Béatrice MOLLE HARAN

25 années de dispersion

C’est en 1989 que s’est mise en place la politique de dispersion pour les prisonniers basques. Cette politique fut annoncée publiquement par le ministre de la justice socialiste Enrique Mugica Herzog. Avec l’accord du lehendakari de l’époque José Antonio Ardanza (PNB) qui était à l’époque à la tête du gouvernement de Gasteiz, en coalition avec le PSE (Parti socialiste d’Euskadi). Aujourd’hui, cette politique persiste pour les 465 prisonniers basques répartis dans 76 prisons.


Parents de prisonniers basques pendant une mobilisation.. (ARGAZKI PRESS)
Parents de prisonniers basques pendant une mobilisation.. (ARGAZKI PRESS)

Ce 10 janvier prochain, la plateforme Sare appelle à manifester dans les rues de Bilbo en faveur des droits des prisonniers basques. Manifestation silencieuse et sans pancarte. La clameur sera dans les coeurs. Le thème de la manifestation sera Euskal Presoak Euskal Herrira (Les prisonniers à Euskal Herria, ahora, now, maintenant, orain !). Pour Sare, il est désormais urgent que cesse cette politique de dispersion qui représente « une double peine » pour les familles obligées de faire des milliers de kilomètres, souvent au péril de leur vie.

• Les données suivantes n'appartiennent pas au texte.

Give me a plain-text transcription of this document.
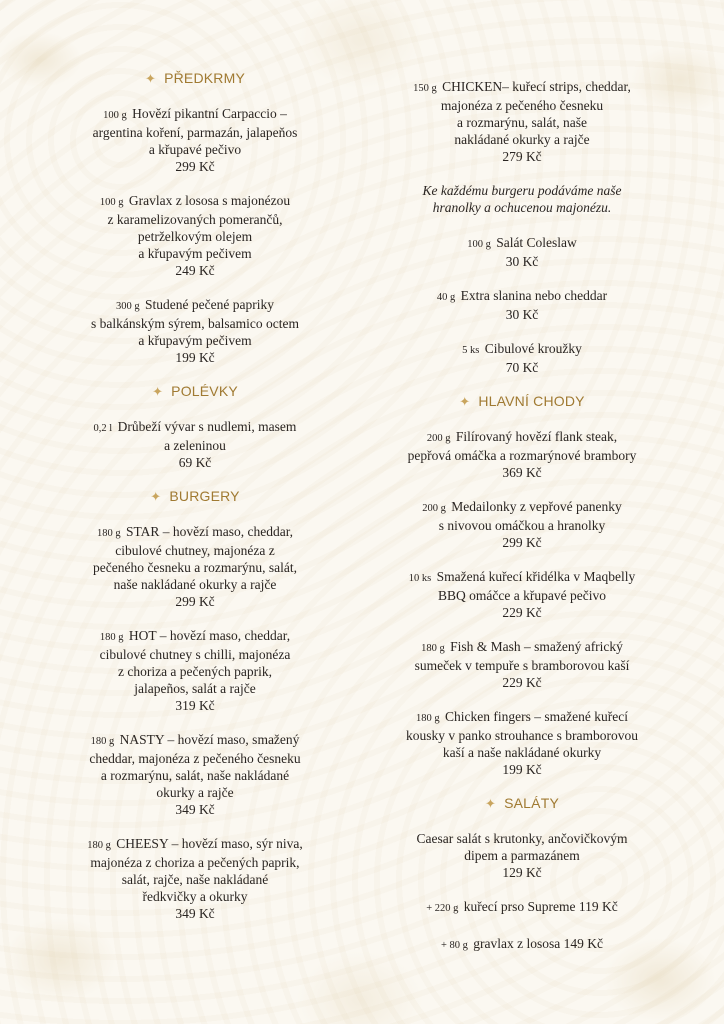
✦ PŘEDKRMY
100 g Hovězí pikantní Carpaccio –
argentina koření, parmazán, jalapeňos
a křupavé pečivo
299 Kč
100 g Gravlax z lososa s majonézou
z karamelizovaných pomerančů,
petrželkovým olejem
a křupavým pečivem
249 Kč
300 g Studené pečené papriky
s balkánským sýrem, balsamico octem
a křupavým pečivem
199 Kč
✦ POLÉVKY
0,2 l Drůbeží vývar s nudlemi, masem
a zeleninou
69 Kč
✦ BURGERY
180 g STAR – hovězí maso, cheddar,
cibulové chutney, majonéza z
pečeného česneku a rozmarýnu, salát,
naše nakládané okurky a rajče
299 Kč
180 g HOT – hovězí maso, cheddar,
cibulové chutney s chilli, majonéza
z choriza a pečených paprik,
jalapeños, salát a rajče
319 Kč
180 g NASTY – hovězí maso, smažený
cheddar, majonéza z pečeného česneku
a rozmarýnu, salát, naše nakládané
okurky a rajče
349 Kč
180 g CHEESY – hovězí maso, sýr niva,
majonéza z choriza a pečených paprik,
salát, rajče, naše nakládané
ředkvičky a okurky
349 Kč
150 g CHICKEN– kuřecí strips, cheddar,
majonéza z pečeného česneku
a rozmarýnu, salát, naše
nakládané okurky a rajče
279 Kč
Ke každému burgeru podáváme naše
hranolky a ochucenou majonézu.
100 g Salát Coleslaw
30 Kč
40 g Extra slanina nebo cheddar
30 Kč
5 ks Cibulové kroužky
70 Kč
✦ HLAVNÍ CHODY
200 g Filírovaný hovězí flank steak,
pepřová omáčka a rozmarýnové brambory
369 Kč
200 g Medailonky z vepřové panenky
s nivovou omáčkou a hranolky
299 Kč
10 ks Smažená kuřecí křidélka v Maqbelly
BBQ omáčce a křupavé pečivo
229 Kč
180 g Fish & Mash – smažený africký
sumeček v tempuře s bramborovou kaší
229 Kč
180 g Chicken fingers – smažené kuřecí
kousky v panko strouhance s bramborovou
kaší a naše nakládané okurky
199 Kč
✦ SALÁTY
Caesar salát s krutonky, ančovičkovým
dipem a parmazánem
129 Kč
+ 220 g kuřecí prso Supreme 119 Kč
+ 80 g gravlax z lososa 149 Kč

De fait, 16 personnes sont mortes sur les routes depuis la mise en place de cette politique de dispersion.

 Condamnation du Parlement Européen

La politique de dispersion du gouvernement espagnol appliquée aux prisonniers basques a été condamnée par le Parlement Européen le 19 janvier 1996. Lors de ce vote, le PSOE et le PP avaient voté contre cette condamnation. Amnesty International demandera en 1999 la fin de la dispersion, comme dernièrement le Parlement Basque de Gasteiz qui s’est prononcé dans ce sens (PNB et Bildu) avec les votes contre du PSE, PP et UPyD. L’argument juridique mis en avant par  les tenants de la fin de la dispersion est que la propre constitution espagnole stipule que tout prisonnier a le droit de purger sa peine près de sa famille et de son environnement social afin de faciliter ses possibilités de réinsertion à sa sortie. Un principe rappelé par le Tribunal Européen des Droits Humains et par le chargé de la question de la torture aux Nations-Unies, Theo Van Boven, qui déclarera que la dispersion n’a pas de base juridique et s’applique de manière arbitraire. Pour Theo Van Boven, la dispersion ne permet pas aux détenus de préparer leur défense, leur avocat et famille étant éloignés, ce qui occasionne d’énormes frais et de fait constitue une discrimination. Ce que confirme le collectif Etxerat, composé de familles et d’amis des prisonniers basques : « Nous sommes punis uniquement car nous sommes les familles de prisonniers. Une punition aux nombreuses conséquences : physiques, psychologiques, sociales et familiales. Sans oublier les sommes astronomiques dépensées lors de nos déplacements qui nous font parcourir en moyenne 1500 km par semaine. » A noter aussi qu’un Livre de la Dispersion a été édité à 500 000 exemplaires. Rédigé en basque, espagnol, français et anglais, il sera distribué dans le monde entier.

 

Chiffres

456 prisonniers dans 76 prisons

356 prisonniers dans 44 prisons de l’Etat espagnol

98 prisonniers dans 28 prisons de l’Etat français

3 prisonniers basques dans 3 prisons d’Euskal Herri

1 prisonnier en Angleterre

1 prisonnier au Portugal

1 prisonnier en Allemagne

6 prisonniers en régime aménagé : prisonniers à leur domicile avec de strictes mesures de sécurité en raison de la grave maladie dont ils souffrent.